約1年2ヵ月ぶりのツアー勝利を果たしたティエム

現地7月12日、ATP250「ノルディア・オープン」(スウェーデン・バスタッド/クレー)シングルス1回戦、プロテクトランキングで出場のドミニク・ティエム(オーストリア/世界ランク339位)は、エミル・ルースブオリ(フィンランド/同43位)に3-6、6-1、7-6(5)で勝利。ATPワールドツアーで約1年2ヵ月ぶりの勝利を果たした。試合後、ティエムは「第2セット、第3セットはかなりいいプレーができた」と納得のプレーができたと語っている。



2020年のUSオープンで初のグランドスラム制覇を成し遂げているティエムは、全仏オープンで2018年、2019年と2年連続で決勝に進出している。しかし、昨年6月に右手首の怪我でツアーから離脱。今年3月に復帰を果たしたものの、7大会連続で初戦敗退。全仏オープンで敗退後には、「『またトップ選手を倒せる』と思えるようになるまでには、あと数ヵ月はかかるだろう」と語っていた。そして、今月5日、ATPチャレンジャーツアー「ザルツブルグ・オープン」(オーストリア・ザルツブルグ)シングルス1回戦で、復帰後初勝利を挙げ、「困難な状況の中、私を支え、信じてくれたすべての人に感謝したい。あなたたちなしでは成し遂げられなかった」とSNSに綴っている。

試合はルースブオリのサーブからスタート。前週の勝利で自信も得たか、ティエムはキープされたものの、速いテンポで振り切った良いショットを打っていく。しかし、続く第2ゲーム、カウンターショットを決められてブレークされてしまう。さらに第6ゲームでも競り合いの末に、ブレークを許したティエム。続く第7ゲーム、粘った末にこの試合初めてブレークを果たしたものの、このセットは3-6で先取される。

続く第2セットも、ティエムサーブの第3ゲームで15-40とピンチを迎える。
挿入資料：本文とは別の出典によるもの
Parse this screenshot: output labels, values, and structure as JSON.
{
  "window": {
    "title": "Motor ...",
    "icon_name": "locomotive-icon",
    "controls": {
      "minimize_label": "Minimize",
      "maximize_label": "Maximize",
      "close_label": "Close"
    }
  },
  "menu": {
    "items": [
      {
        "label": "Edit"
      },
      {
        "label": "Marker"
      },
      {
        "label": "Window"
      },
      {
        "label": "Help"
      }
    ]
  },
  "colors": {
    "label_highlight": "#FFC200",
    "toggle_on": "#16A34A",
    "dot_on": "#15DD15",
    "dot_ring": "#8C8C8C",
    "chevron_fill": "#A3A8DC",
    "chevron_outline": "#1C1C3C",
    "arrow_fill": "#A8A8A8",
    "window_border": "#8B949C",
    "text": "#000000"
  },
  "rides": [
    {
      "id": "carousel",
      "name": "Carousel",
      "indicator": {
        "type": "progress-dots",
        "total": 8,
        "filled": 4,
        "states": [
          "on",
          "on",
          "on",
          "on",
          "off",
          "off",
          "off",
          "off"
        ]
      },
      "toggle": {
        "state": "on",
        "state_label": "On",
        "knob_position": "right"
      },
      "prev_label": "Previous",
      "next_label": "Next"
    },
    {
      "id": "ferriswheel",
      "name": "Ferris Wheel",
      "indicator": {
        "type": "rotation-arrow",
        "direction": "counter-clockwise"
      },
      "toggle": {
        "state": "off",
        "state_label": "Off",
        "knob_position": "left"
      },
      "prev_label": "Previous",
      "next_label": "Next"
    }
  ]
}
しかし、ここから4ポイント連取でキープに成功。すると、直後の第4ゲーム、今度は15-40とチャンスを作る。ここでルースブオリがダブルフォールト、ブレークする。ティエムは第6ゲームでもブレークに成功して、1-1から5ゲーム連取。6-1でセットを取り返す。

第3セットは互いに2ブレークずつ奪ってタイブレークに突入。ここでも2本ずつミニブレークを奪うなど拮抗した展開に。5-5で迎えたサーブ、ティエムがサービスエースを決めてマッチポイントを迎えると、続くポイント、ルースブオリがダブルフォールト。ティエムが1年2ヵ月ぶりの勝利を挙げた。

この試合、ファーストサーブ成功率が70%、6本のサービスエースを奪うなど、その内65%をポイントを記録しているティエムは、オンコートインタビューで「長い時間だったよ。(ツアーでの)最後の勝利は2021年のローマ大会だからね。なんだか違う世界にいるみたいだ。たくさんのこと、本当に多くのことを経験してきて、タフだったけど、とても良い経験だった。今日、ここで初勝利を挙げられて本当にうれしい。とはいえ、とても難しい試合だった。スタートが良くなかったけど、その後は、良いプレーができたと思う。これまでたくさん負けてきたから、試合を簡単に終わらせたくなかった。第2セット、第3セットはかなりいいプレーができたと思う。それでも試合の最後は、もっとコントロールしないといけないね」と語っている。

続く2回戦、ティエムは第4シードのロベルト・バウティスタ・アグ(スペイン/同20位)と対戦する(過去1勝4敗)。コートサイドに座り、ティエムのプレーを偵察していたバウティスタ・アグは粘り強いプレーが特徴。ティエムにとってまたもタフな試合となりそうだ。